Esa fue la pregunta de Yamid Amat en una reciente entrevista sobre el Reporte Anual sobre Estrategias para el Control Internacional de los Narcóticos del Departamento de Estado de EE. UU., y sobre nuestra propuesta de los Frentes Solidarios de Seguridad y Paz.
Mi respuesta, ante el preocupante escenario actual de violencia, fue casi automática: “Con este informe, no sabemos para dónde vamos”.
Ahora bien, la pregunta no se entiende sin cifras. Según la medición conservadora del Sistema de la ONU, el SIMCI, en 2020 Colombia tenía 143.000 hectáreas de coca, 204.000 en 2021 y 230.000 en 2022. Aún no hay cifras de 2023, pero tampoco señales del quiebre de la tendencia incremental.
¿Dónde estamos entonces? En medio de una ola de violencia generada por grupos armados ilegales de toda laya, sometiendo a la población y enfrentados por el control territorial para proteger el narcotráfico y sus rentas ilícitas derivadas.
La semana anterior señalé la advertencia del Informe de Derechos Humanos de la ONU, sobre la pérdida de gobernabilidad derivada del control de los bandidos en los territorios, y esta semana se recibió el Reporte Anual sobre Control de Narcóticos del Departamento de Estado de EE. UU, que apela, como el de la ONU, a un lenguaje diplomático a dos bandas, con el reconocimiento a las políticas del Gobierno, pero también un duro cuestionamiento a sus resultados.
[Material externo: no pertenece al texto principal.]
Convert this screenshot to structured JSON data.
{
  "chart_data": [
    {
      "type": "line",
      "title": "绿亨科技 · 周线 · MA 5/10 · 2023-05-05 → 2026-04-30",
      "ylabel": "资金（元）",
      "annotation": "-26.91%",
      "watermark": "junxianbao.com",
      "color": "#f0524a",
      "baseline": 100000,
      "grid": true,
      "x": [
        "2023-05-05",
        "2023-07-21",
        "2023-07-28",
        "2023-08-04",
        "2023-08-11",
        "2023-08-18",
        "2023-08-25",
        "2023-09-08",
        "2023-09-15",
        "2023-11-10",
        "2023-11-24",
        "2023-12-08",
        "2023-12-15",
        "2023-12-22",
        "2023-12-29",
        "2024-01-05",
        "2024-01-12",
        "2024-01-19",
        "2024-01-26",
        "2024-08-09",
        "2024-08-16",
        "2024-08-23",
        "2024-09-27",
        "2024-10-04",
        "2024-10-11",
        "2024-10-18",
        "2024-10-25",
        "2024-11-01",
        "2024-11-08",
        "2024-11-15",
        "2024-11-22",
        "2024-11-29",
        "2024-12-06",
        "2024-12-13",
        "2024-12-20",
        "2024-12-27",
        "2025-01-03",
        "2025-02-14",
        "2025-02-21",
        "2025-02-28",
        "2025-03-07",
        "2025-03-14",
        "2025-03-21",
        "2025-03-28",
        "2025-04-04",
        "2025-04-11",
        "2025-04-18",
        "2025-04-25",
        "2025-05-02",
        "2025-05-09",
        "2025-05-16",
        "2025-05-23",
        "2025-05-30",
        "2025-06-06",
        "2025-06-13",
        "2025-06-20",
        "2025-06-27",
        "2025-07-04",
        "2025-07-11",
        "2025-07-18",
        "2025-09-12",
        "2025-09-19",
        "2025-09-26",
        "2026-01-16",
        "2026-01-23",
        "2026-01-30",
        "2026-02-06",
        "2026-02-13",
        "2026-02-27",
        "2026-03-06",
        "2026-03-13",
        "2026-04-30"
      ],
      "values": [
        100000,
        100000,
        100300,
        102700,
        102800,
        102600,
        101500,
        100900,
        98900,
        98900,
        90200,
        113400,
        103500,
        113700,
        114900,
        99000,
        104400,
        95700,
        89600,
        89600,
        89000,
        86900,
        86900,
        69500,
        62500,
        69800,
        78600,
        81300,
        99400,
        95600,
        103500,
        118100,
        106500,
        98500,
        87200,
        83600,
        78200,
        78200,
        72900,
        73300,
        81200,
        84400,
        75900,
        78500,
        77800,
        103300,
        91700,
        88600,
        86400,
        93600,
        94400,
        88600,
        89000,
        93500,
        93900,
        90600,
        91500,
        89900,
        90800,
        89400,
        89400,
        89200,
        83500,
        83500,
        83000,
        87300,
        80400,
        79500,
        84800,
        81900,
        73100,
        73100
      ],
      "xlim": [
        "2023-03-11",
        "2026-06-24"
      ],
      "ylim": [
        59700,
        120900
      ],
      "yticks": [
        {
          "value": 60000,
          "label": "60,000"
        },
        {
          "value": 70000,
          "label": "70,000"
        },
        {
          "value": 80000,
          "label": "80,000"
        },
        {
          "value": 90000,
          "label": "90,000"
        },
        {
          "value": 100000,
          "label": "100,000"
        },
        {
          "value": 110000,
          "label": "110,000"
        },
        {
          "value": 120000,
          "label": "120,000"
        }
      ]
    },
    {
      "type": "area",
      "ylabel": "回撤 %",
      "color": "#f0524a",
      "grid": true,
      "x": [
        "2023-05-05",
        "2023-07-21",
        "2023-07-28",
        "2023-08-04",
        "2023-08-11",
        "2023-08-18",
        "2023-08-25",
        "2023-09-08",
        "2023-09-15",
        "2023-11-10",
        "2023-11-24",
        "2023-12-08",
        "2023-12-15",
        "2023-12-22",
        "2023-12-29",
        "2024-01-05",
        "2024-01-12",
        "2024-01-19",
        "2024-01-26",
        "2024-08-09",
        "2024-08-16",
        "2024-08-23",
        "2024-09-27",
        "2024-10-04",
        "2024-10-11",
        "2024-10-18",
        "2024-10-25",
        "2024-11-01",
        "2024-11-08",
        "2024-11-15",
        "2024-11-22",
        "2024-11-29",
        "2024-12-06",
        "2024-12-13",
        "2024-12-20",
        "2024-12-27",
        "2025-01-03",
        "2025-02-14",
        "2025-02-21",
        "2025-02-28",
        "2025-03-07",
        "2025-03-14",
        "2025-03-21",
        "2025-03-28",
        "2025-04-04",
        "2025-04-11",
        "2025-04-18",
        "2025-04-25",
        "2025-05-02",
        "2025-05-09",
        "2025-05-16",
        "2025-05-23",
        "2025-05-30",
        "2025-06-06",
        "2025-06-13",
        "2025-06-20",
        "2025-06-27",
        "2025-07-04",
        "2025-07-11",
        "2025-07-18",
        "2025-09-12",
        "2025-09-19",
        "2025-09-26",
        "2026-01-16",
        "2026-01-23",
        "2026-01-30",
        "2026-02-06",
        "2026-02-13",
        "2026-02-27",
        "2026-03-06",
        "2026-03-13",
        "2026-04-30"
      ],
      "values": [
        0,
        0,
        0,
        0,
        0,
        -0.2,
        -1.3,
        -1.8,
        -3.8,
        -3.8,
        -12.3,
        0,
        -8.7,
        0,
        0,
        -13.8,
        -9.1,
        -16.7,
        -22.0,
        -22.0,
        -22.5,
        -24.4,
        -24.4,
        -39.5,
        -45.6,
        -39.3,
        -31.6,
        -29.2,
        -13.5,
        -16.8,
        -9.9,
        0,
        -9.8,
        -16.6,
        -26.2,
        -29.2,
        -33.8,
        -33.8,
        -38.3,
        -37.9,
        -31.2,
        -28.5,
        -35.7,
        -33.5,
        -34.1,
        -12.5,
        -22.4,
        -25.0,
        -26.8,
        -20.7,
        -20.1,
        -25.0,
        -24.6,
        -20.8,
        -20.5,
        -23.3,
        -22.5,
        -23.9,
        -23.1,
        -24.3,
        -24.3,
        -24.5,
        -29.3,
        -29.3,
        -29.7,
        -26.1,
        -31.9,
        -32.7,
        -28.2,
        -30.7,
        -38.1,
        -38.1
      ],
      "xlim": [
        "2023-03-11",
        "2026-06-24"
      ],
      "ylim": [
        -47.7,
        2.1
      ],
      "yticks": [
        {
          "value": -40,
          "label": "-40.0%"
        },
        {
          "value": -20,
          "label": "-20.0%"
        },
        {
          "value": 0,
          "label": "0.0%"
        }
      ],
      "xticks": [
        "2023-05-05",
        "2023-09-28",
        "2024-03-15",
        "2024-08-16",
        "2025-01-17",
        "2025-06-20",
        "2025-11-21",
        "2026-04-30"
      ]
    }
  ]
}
En efecto, el Reporte reconoce aumentos en interdicción y destrucción de laboratorios, y resalta el enfoque y objetivos de la actual política antidrogas, que apunta a reorientar hacia actividades lícitas a 50.000 pequeños productores de coca, para reducir así 90.000 hectáreas para 2026.
Sin embargo, el Departamento de Estado señala aspectos negativos sustanciales, comenzando por el aumento continuado de los cultivos y la necesidad, para detener esa tendencia, de fortalecer la seguridad y emprender políticas sostenidas de desarrollo rural, planteamiento que coincide con nuestra consigna de que “La paz pasa por la recuperación del campo”.
Adicionalmente, señala que el Gobierno menospreció la erradicación forzosa, lo cual generó una caída del 70%, con apenas 20.000 hectáreas en 2023; y de contera, agrega que no hay claridad en los recursos para la política de drogas, ni un mecanismo de coordinación de alto nivel para su implementación, sobre todo en territorios con débil presencia institucional.
Entonces…, ¿qué hacer? En principio, la responsabilidad de garantizar la seguridad es del Estado, pero es también un derecho y un deber ciudadano participar en nuestra propia seguridad, premisa en la que se inscriben los Frentes Solidarios de Seguridad y Paz, sobre los cuales insisto:
No son una novedad, pues ya existen más de 33.000 en todo el país como parte de una política de vieja data de la Policía Nacional.
No son la resurrección de las Convivir, pues respetan el monopolio de las armas en cabeza del Estado y se basan en la colaboración pacífica con las autoridades, a partir de tecnologías de información y comunicaciones.
No se limitan a una colaboración esporádica con la Fuerza Pública, sino a la articulación cercana con las autoridades locales civiles y militares, es decir, también con el alcalde, el personero, el fiscal y el juez.
No son solamente de ganaderos, sino ojalá de todos los sectores agropecuarios y actividades rurales: comercio, transporte, vecindad veredal, etc., razón por la que presenté la iniciativa al Consejo Gremial Nacional.
Y finalmente, son un asunto de igualdad. Si los Frentes de Seguridad urbanos son calificados de legítima colaboración con las autoridades, ¿por qué los rurales son tildados de paramilitarismo?
Solo cuando Colombia abandone la estigmatización y los odios infundados, podrá avanzar en el camino hacia la paz.